A original inkjet processing method for perovskites (a latest generation of cheaper solar cells) developed by a Polish Physicist and Businesswoman, Olga Malinkiewicz, makes it feasible to now producing solar panels even under lower temperatures, considerably bringing down costs of mass production.
The perovskite panels which are on track to transform access to solar power for all, given its extensive array of valuable physical properties.
These solar panels coated with the mineral are light, flexible, efficient, and inexpensive and come in varying hues and degrees of precision. And, can effortlessly be fixed to approximately any surface to produce electricity, including in the shade or indoors.
Primarily, the process of coating the mineral was complicated and required ultra-high temperatures, so only materials that could endure extreme heat (glass) could be used. This is where Malinkiewicz’s printing technology comes in.

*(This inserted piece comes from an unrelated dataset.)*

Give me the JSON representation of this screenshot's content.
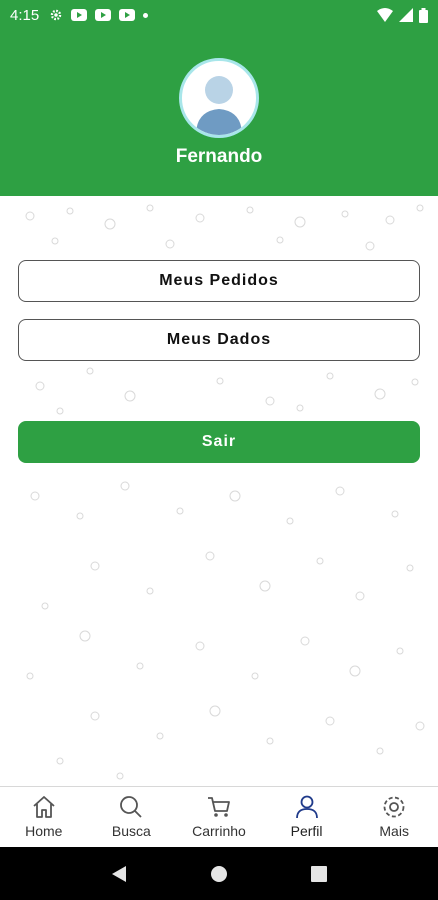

In 2013, while still a Ph.D. student at the University of Valencia in Spain, she figured out a way to coat flexible foil with perovskites using an evaporation method. Later, she developed the inkjet printing process that lowered production costs enough to make mass production economically practicable. “That was a bull’s eye. Now high temperatures are no longer required to coat things with a photovoltaic layer,” Malinkiewicz told.
She then went on to co-found the company Saule Technologies along with two Polish businessmen. And have since brought Japanese multimillionaire investor Hideo Sawada on board. The company now has an ultra-modern laboratory with an international team of young experts and is building an industrial-scale production site.
“This will be the world’s first production line using this technology. Its capacity will reach 40,000 square metres of panels by the end of the year and 180,000 square metres the following year,” Malinkiewicz said at her lab.
Ultimately, compact production lines could easily be installed everywhere, according to demand, to manufacture perovskite solar panels that are made to measure. Malinkiewicz insists that the initial cost of her products will be comparable to conventional solar panels.